Prosegue imperterrita la girandola di contradditorie dichiarazioni di esponenti della maggioranza in tema di tasse alle imprese. Potenzialmente potrebbero essere oggetto di un prelievo aggiuntivo quasi tutti, alla fine, verosimilmente, non lo sarà nessuno e la misura prenderà la forma di un obolo affidato alla buona volontà. “Se qualcuno deve pagare qualcosa in più, paghino i banchieri e non gli operai”, ha tuonato oggi il segretario della Lega, Matteo Salvini dal palco di Pontida.
Ma sabato i due esponenti di Forza Italia Maurizio Gasparri e Antonio Tajani avevano ribadito il loro no ad un prelievo sulle banche. La famiglia Berlusconi, azionista al 30% di banca Mediolanum, non gradisce l’ipotesi. Quindi dal partito si guarda ai colossi del web, ipotesi tecnicamente ardua da realizzare. Aziende come Albhabet (Google), Microsoft (ricevuta da poco a palazzo Chigi), etc, hanno molta facilità nello spostare i loro ingenti profitti in giurisdizioni segrete. Senza un’azione coordinata a livello internazionale, un singolo paese può relativamente poco. “Sì, le tasse vanno ridotte” dichiara oggi Tajani. Come? La solita litania: tagliando la spesa pubblica, privatizzando e con “la tassa sui giganti del web”.

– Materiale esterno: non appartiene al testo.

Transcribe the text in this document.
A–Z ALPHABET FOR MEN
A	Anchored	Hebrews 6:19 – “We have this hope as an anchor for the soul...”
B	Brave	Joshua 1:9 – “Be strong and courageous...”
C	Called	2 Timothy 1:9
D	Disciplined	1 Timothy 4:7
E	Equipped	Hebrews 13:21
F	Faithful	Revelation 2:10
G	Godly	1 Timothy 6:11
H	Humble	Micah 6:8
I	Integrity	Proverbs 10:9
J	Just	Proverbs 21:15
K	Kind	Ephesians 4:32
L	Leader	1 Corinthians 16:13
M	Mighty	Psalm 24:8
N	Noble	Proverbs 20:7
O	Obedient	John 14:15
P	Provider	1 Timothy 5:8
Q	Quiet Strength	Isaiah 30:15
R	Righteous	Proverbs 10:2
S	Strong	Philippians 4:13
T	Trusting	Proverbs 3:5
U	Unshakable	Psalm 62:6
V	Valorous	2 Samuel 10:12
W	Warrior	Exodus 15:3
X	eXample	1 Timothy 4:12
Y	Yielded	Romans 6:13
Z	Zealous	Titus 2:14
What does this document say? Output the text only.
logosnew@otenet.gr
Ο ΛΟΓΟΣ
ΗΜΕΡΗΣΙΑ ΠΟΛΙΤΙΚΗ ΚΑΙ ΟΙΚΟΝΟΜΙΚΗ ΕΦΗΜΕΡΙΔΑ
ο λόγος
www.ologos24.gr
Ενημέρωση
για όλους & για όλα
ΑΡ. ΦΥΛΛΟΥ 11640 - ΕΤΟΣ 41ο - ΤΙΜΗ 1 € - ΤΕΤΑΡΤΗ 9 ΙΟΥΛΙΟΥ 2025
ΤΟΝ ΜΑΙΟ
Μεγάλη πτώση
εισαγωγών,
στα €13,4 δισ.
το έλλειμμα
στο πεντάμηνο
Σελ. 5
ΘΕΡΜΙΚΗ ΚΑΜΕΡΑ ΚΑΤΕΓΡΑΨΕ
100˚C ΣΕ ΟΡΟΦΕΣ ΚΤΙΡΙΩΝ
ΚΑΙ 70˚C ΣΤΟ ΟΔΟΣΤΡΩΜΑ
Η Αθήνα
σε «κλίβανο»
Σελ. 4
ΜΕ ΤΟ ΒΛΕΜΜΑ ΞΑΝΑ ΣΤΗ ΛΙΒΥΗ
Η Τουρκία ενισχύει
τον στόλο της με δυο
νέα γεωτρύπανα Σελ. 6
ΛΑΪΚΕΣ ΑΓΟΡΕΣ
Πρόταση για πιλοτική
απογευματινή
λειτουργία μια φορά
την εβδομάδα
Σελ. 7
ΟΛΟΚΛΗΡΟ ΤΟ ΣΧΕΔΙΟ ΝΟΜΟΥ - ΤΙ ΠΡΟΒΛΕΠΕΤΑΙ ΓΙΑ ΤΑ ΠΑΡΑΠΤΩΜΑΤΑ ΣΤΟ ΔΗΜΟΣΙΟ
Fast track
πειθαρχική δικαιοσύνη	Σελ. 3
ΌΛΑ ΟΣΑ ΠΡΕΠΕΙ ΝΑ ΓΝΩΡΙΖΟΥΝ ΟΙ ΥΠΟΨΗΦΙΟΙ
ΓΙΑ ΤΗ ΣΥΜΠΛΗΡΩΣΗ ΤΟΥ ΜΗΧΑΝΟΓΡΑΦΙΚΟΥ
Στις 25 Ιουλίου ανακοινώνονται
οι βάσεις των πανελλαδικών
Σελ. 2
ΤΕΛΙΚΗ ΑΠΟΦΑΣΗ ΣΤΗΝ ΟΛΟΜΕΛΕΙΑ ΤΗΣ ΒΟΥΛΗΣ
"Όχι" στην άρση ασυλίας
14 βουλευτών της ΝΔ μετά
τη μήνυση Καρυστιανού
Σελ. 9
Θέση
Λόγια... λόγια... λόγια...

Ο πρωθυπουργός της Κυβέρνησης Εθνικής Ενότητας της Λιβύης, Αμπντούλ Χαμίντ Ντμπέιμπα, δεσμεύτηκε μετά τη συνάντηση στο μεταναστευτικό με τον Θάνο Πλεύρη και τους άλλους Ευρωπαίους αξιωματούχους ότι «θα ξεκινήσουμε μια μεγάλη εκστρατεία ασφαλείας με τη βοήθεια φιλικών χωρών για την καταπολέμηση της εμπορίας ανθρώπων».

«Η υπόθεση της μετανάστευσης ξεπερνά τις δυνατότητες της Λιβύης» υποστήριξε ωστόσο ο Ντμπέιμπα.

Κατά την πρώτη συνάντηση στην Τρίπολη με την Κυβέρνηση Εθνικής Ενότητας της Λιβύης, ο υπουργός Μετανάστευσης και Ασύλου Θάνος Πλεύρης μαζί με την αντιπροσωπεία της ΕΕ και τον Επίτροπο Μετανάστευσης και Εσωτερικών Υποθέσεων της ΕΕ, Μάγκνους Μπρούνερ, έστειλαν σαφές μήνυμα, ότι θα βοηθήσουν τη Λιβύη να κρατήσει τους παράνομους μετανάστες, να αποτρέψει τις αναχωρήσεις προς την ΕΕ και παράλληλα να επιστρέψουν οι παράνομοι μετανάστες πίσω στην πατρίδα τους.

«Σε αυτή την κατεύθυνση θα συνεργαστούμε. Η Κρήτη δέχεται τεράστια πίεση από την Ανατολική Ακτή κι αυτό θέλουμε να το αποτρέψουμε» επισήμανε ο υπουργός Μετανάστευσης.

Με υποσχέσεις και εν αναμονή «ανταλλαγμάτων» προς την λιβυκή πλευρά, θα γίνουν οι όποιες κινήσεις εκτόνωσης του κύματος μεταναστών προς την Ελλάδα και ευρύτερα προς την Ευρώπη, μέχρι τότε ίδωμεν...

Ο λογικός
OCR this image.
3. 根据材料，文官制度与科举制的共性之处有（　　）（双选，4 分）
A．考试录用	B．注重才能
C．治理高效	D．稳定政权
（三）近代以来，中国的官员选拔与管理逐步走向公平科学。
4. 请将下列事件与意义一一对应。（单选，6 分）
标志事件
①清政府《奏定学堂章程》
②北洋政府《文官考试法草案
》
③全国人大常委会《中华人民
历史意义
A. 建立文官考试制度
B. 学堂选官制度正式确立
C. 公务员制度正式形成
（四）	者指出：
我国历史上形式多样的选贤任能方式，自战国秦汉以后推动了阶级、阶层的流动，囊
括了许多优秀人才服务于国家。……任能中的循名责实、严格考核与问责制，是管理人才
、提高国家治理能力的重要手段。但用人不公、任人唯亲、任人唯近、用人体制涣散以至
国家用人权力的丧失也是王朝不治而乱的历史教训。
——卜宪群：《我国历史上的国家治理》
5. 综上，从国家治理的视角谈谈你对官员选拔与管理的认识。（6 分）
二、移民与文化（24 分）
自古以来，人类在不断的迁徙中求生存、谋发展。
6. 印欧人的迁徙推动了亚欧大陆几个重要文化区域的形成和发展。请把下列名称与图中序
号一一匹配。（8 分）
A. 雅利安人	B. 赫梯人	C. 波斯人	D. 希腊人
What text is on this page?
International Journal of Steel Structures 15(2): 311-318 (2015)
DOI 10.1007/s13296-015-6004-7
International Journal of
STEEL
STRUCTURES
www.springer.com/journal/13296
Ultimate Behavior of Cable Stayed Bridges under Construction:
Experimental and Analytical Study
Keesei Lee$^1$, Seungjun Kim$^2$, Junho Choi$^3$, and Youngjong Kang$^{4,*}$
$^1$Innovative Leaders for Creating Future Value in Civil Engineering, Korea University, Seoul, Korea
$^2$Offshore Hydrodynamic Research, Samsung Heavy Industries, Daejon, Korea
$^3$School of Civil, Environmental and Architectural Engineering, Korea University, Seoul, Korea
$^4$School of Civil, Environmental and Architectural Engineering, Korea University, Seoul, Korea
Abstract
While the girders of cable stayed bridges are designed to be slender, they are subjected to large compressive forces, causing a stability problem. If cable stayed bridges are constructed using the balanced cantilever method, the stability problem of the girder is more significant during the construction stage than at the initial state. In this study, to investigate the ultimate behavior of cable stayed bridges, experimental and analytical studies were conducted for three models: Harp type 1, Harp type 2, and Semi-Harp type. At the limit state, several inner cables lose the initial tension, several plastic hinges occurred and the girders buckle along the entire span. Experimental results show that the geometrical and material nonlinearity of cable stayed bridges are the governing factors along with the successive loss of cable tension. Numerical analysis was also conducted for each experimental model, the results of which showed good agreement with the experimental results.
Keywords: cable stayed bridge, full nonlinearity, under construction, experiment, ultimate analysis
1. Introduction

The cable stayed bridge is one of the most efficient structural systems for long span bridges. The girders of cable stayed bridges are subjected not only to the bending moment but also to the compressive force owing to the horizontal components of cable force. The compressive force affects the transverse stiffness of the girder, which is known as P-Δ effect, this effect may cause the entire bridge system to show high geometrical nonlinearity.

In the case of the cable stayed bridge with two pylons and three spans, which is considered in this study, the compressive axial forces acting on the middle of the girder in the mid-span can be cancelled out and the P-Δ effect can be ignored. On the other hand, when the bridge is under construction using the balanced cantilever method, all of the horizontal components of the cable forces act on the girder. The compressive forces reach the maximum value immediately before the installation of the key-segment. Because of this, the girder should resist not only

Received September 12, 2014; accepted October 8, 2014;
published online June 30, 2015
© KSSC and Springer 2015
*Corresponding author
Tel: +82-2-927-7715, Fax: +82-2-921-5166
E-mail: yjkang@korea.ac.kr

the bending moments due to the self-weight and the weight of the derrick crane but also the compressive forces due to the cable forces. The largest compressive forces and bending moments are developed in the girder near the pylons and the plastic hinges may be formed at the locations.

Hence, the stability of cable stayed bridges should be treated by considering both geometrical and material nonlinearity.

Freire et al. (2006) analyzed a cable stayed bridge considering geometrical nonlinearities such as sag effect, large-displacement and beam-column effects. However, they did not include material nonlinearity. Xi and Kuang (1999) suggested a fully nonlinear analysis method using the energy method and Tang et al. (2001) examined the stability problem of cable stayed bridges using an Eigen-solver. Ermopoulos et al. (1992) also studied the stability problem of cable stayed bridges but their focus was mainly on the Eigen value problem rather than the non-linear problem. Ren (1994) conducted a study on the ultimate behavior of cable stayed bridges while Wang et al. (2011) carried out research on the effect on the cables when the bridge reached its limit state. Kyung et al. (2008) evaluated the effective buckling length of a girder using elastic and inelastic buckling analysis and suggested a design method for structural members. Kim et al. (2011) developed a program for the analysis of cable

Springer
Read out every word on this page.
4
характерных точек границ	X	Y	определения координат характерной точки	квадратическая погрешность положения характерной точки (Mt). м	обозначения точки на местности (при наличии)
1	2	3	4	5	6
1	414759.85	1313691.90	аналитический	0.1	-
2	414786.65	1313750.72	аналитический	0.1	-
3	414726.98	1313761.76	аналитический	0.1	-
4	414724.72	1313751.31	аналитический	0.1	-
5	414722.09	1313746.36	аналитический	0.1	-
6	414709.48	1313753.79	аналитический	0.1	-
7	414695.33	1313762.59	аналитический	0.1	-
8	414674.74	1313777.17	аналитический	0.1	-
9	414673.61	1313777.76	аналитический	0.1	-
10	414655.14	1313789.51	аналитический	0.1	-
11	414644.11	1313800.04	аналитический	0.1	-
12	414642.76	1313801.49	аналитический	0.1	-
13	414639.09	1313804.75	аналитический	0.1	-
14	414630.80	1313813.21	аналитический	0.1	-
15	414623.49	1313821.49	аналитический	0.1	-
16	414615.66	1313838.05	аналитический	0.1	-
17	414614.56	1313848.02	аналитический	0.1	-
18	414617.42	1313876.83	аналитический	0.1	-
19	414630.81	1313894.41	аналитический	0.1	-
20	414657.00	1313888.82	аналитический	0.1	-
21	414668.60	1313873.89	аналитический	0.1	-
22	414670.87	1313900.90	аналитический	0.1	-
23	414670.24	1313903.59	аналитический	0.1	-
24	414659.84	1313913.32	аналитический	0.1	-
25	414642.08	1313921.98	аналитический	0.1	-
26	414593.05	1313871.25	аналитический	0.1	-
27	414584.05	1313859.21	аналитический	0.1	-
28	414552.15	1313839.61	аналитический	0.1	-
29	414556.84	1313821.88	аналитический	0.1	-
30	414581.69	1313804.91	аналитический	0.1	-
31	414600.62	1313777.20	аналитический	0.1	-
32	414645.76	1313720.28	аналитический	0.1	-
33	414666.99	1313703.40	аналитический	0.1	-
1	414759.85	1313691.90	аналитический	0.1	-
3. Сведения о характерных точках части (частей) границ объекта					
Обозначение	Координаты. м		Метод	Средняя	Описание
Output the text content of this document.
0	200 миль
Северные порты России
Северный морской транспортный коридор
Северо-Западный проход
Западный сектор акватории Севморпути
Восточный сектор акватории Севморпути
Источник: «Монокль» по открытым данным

“Il governo Meloni non intende in alcun modo aumentare le tasse al contrario, l’esecutivo è al lavoro per diminuire il carico fiscale fin dal suo insediamento”, argomenta in un’intervista al QN la sottosegretaria all’Economia Lucia Albano, di Fratelli d’Italia aggiungendo però che “il governo si è posto il problema di intervenire su alcune storture del nostro sistema fiscale che consentono legalmente ad alcune imprese di particolari settori di pagare meno di altre, anche in virtù di meccanismi contabili”. Insomma il governo, per quanto Albano dica il contrario, valuta la possibilità di aumentare le tasse e, pure lei, mette nel mirino le aziende tecnologiche: “Sul tema delle multinazionali del web siamo già intervenuti con la global minimum tax e la Pillar 2 ma non escludiamo altri interventi“.